Glossary · UK
What is Gazumping?
When a seller accepts a higher offer from a new buyer after already accepting an offer from another buyer, but before contracts are legally exchanged.
Full Definition
Gazumping happens when a seller of a property accepts an offer from one buyer, allows that buyer to proceed with surveys, mortgage arrangements and conveyancing, and then accepts a higher offer from a different buyer before contracts are formally exchanged -- at which point the original buyer has no legal right to insist on completing the purchase, however much time and money they have already spent. It is possible because, in England, Wales and Northern Ireland, neither party is legally bound to a property sale until contracts are exchanged; an accepted offer is traditionally described as being "subject to contract," meaning either side can withdraw or change terms at any point up to exchange without legal penalty (though a seller who repeatedly gazumps buyers may find it harder to attract offers, and estate agents' own codes of practice generally discourage it).
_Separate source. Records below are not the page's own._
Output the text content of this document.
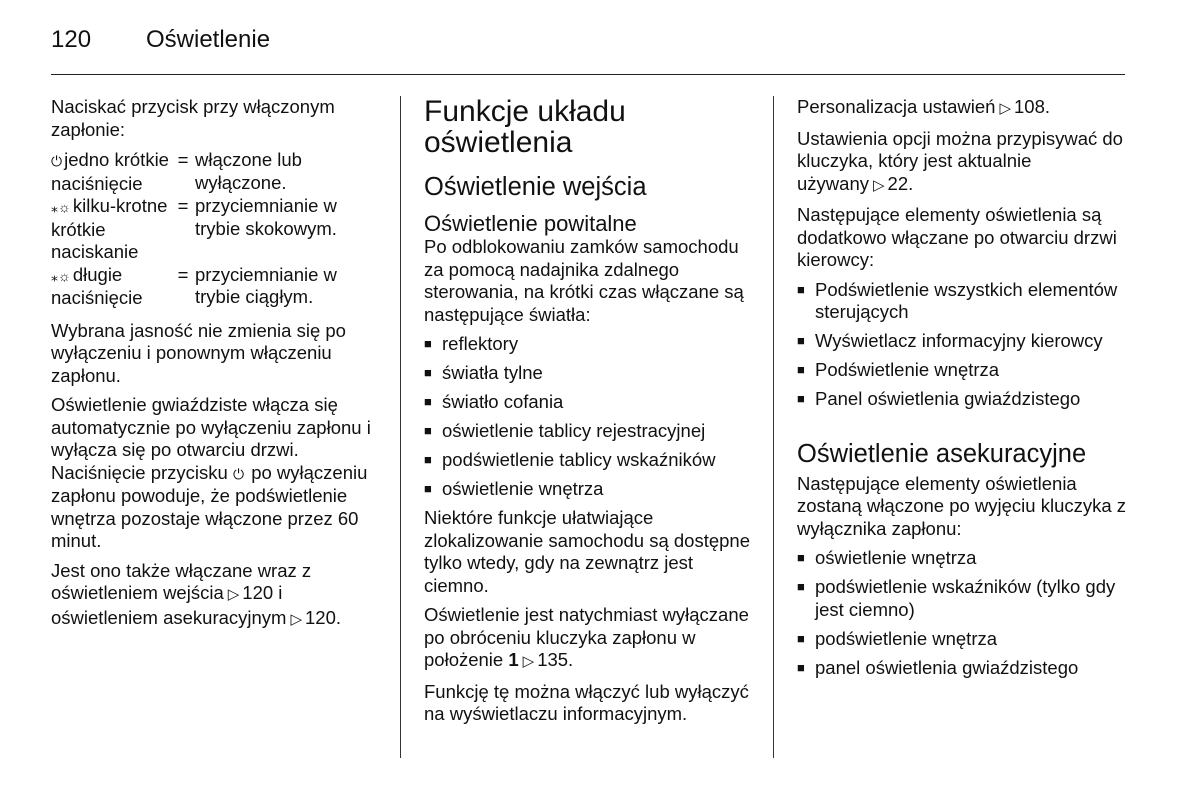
120 Oświetlenie

Naciskać przycisk przy włączonym zapłonie:

⏻ jedno krótkie naciśnięcie
= włączone lub wyłączone.
⁎☼ kilku-krotne krótkie naciskanie
= przyciemnianie w trybie skokowym.
⁎☼ długie naciśnięcie
= przyciemnianie w trybie ciągłym.

Wybrana jasność nie zmienia się po wyłączeniu i ponownym włączeniu zapłonu.

Oświetlenie gwiaździste włącza się automatycznie po wyłączeniu zapłonu i wyłącza się po otwarciu drzwi. Naciśnięcie przycisku ⏻ po wyłączeniu zapłonu powoduje, że podświetlenie wnętrza pozostaje włączone przez 60 minut.

Jest ono także włączane wraz z oświetleniem wejścia ▷ 120 i oświetleniem asekuracyjnym ▷ 120.

Funkcje układu oświetlenia
Oświetlenie wejścia
Oświetlenie powitalne

Po odblokowaniu zamków samochodu za pomocą nadajnika zdalnego sterowania, na krótki czas włączane są następujące światła:

■ reflektory
■ światła tylne
■ światło cofania
■ oświetlenie tablicy rejestracyjnej
■ podświetlenie tablicy wskaźników
■ oświetlenie wnętrza

Niektóre funkcje ułatwiające zlokalizowanie samochodu są dostępne tylko wtedy, gdy na zewnątrz jest ciemno.

Oświetlenie jest natychmiast wyłączane po obróceniu kluczyka zapłonu w położenie 1 ▷ 135.

Funkcję tę można włączyć lub wyłączyć na wyświetlaczu informacyjnym.

Personalizacja ustawień ▷ 108.

Ustawienia opcji można przypisywać do kluczyka, który jest aktualnie używany ▷ 22.

Następujące elementy oświetlenia są dodatkowo włączane po otwarciu drzwi kierowcy:

■ Podświetlenie wszystkich elementów sterujących
■ Wyświetlacz informacyjny kierowcy
■ Podświetlenie wnętrza
■ Panel oświetlenia gwiaździstego
Oświetlenie asekuracyjne

Następujące elementy oświetlenia zostaną włączone po wyjęciu kluczyka z wyłącznika zapłonu:

■ oświetlenie wnętrza
■ podświetlenie wskaźników (tylko gdy jest ciemno)
■ podświetlenie wnętrza
■ panel oświetlenia gwiaździstego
Gazumping tends to become more common in fast-rising or high-demand property markets, where a rival buyer has an incentive to outbid an existing accepted offer, and it can be a significant source of wasted cost for the original buyer, including survey fees, mortgage valuation fees and conveyancing costs already incurred. Buyers can partially protect themselves by exchanging contracts as quickly as possible, taking out lock-out or exclusivity agreements (which commit the seller not to negotiate with other buyers for a set period, though these are relatively uncommon and not always enforceable in practice), or taking out gazumping insurance to cover abortive costs. Scotland uses a different conveyancing system based on a binding offer and formal acceptance ("conclusion of missives"), which makes gazumping far less common there.